To maintain this speed, nDreams wants to streamline the experience to some extent. Remember last week when we talked about the laborious reloading of Sniper Elite weapons or, dammit, even Phantom’s stealthy yet delicate gun arsenal? You won’t see any of that here. When you need to reload, for example, the magazine simply pops up, hovering under the pistol, ready to set up and get back into action.
“We knew we didn’t want the player to start bothering with the gun [â¦] a big thing we didn’t want to do was double handling, because it struggles with accessibility and it struggles with the fast-paced action we wanted to deliver, âsaid Watt.
Another âfaffyâ aspect of virtual reality can be comfort. As you have no doubt heard over and over again, it is extremely important to ensure that games can be experienced by as many people as possible. And Fracked doesn’t ignore that, but he’s also more confident players are doing well with his frenzied battles than he is actively making sure they will. To that extent, Watt emphasizes features like the input-based cover system, which he says “anchors” players in environments more naturally, or the importance of keeping players focused on specific goals. Watt compares it to a bit like keeping an eye on the horizon on a boat. âThere were a lot of constraints or considerations to make it fast for comfort,â he says. “In a way, if we knew we could fix this, then we knew we were on a game the public expected.”
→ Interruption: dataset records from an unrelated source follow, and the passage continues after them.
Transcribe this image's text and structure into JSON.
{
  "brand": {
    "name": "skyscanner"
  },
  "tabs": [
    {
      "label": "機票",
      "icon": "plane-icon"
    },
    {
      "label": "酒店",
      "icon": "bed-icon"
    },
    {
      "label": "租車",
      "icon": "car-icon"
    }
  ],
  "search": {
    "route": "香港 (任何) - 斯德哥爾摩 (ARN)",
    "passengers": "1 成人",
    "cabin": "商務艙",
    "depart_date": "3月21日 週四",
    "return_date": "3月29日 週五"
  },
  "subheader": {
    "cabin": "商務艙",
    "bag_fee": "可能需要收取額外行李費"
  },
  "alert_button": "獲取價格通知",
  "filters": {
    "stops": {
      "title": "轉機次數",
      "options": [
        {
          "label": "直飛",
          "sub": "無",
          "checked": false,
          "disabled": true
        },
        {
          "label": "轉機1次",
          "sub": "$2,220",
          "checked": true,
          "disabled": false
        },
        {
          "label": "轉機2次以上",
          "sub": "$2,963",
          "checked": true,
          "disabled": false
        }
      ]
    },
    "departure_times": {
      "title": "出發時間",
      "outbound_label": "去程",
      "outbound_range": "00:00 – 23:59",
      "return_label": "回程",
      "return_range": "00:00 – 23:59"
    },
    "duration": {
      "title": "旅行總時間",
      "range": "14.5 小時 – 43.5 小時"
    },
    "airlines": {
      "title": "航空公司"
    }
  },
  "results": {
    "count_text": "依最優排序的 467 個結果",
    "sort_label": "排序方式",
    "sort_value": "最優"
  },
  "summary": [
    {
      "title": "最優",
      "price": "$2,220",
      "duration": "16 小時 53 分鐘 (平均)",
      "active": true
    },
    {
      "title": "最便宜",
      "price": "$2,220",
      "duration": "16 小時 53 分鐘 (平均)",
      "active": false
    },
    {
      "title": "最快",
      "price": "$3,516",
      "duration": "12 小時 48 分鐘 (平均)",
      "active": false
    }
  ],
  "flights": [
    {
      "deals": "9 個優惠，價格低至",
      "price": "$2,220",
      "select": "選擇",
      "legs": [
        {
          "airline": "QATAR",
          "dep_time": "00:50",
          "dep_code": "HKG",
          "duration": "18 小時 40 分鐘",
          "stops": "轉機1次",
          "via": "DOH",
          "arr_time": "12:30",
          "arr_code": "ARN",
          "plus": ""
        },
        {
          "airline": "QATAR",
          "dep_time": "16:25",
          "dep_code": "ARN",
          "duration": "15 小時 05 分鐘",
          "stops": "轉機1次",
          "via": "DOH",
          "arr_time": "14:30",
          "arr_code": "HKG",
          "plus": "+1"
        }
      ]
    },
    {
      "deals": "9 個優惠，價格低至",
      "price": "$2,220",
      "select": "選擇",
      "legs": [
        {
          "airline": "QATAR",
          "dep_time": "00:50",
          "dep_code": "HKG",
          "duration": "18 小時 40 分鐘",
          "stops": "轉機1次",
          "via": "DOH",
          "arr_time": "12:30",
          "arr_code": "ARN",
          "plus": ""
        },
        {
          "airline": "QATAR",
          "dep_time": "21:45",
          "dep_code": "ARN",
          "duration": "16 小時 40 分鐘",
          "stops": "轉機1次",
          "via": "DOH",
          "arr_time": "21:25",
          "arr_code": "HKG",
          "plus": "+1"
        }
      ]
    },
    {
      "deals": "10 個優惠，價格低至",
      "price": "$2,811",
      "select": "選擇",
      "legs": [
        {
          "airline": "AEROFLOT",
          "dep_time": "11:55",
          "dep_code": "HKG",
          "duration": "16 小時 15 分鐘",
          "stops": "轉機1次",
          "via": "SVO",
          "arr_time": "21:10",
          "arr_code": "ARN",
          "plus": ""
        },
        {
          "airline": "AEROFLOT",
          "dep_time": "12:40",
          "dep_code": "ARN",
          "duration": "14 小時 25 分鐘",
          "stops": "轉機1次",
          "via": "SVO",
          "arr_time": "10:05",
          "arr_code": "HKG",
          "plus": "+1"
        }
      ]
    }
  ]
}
Of course, the public is expecting a lot, and nDreams is optimistic about delivering a console-quality shooter with Fracked. Watt says the game has a âtraditional campaign lengthâ with evolving play strategies and a strong character story. In that sense, Watt is hoping Fracked will rub shoulders with some greats in the game. âI think it’s kind of like a first-party title,â he says, âwhere you make plans for other games to build on. on. And so I want people to look at this game and say, “Wow, you can really make some super fun games in VR.”
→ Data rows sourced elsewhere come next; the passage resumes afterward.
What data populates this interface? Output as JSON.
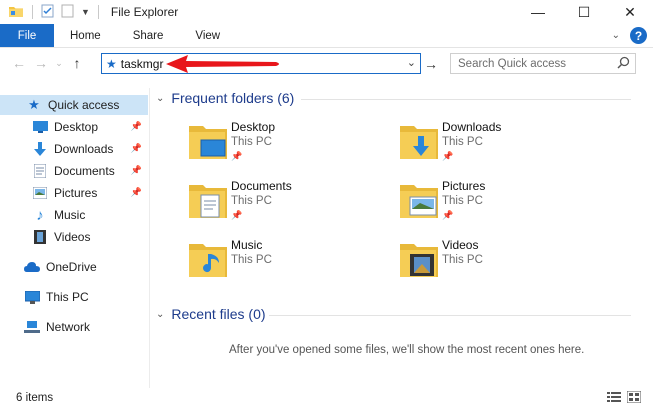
{
  "window": {
    "title": "File Explorer",
    "controls": {
      "minimize": "—",
      "maximize": "☐",
      "close": "✕"
    }
  },
  "ribbon": {
    "tabs": [
      "File",
      "Home",
      "Share",
      "View"
    ],
    "help": "?"
  },
  "address": {
    "value": "taskmgr",
    "search_placeholder": "Search Quick access"
  },
  "nav": {
    "items": [
      {
        "label": "Quick access",
        "icon": "star-icon",
        "selected": true
      },
      {
        "label": "Desktop",
        "icon": "desktop-folder-icon",
        "pinned": true
      },
      {
        "label": "Downloads",
        "icon": "downloads-icon",
        "pinned": true
      },
      {
        "label": "Documents",
        "icon": "documents-icon",
        "pinned": true
      },
      {
        "label": "Pictures",
        "icon": "pictures-icon",
        "pinned": true
      },
      {
        "label": "Music",
        "icon": "music-icon"
      },
      {
        "label": "Videos",
        "icon": "videos-icon"
      },
      {
        "label": "OneDrive",
        "icon": "onedrive-icon"
      },
      {
        "label": "This PC",
        "icon": "pc-icon"
      },
      {
        "label": "Network",
        "icon": "network-icon"
      }
    ]
  },
  "content": {
    "frequent_header": "Frequent folders (6)",
    "recent_header": "Recent files (0)",
    "folders": [
      {
        "name": "Desktop",
        "location": "This PC",
        "pinned": true,
        "overlay": "desktop"
      },
      {
        "name": "Downloads",
        "location": "This PC",
        "pinned": true,
        "overlay": "download"
      },
      {
        "name": "Documents",
        "location": "This PC",
        "pinned": true,
        "overlay": "document"
      },
      {
        "name": "Pictures",
        "location": "This PC",
        "pinned": true,
        "overlay": "picture"
      },
      {
        "name": "Music",
        "location": "This PC",
        "pinned": false,
        "overlay": "music"
      },
      {
        "name": "Videos",
        "location": "This PC",
        "pinned": false,
        "overlay": "video"
      }
    ],
    "empty_message": "After you've opened some files, we'll show the most recent ones here."
  },
  "status": {
    "item_count": "6 items"
  },
  "colors": {
    "accent": "#1a6bc7",
    "selection": "#cce4f7",
    "group_header": "#1e3c8c",
    "annotation_arrow": "#e8161b"
  }
}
âFor me, it’s not about satisfying the VR audience, it’s about satisfying the VR gaming audience and showing the gamersâ In fact, come to VR and see the different experiences you can have and how you can suddenly disrupt or enhance your traditional mechanics using virtual reality.
We will have a lot more Fracked and nDreams during the month of July. Keep an eye out for discussions about the art and music of the game, a look back at the history and growth of nDreams and more. We will be offering you a full program very soon.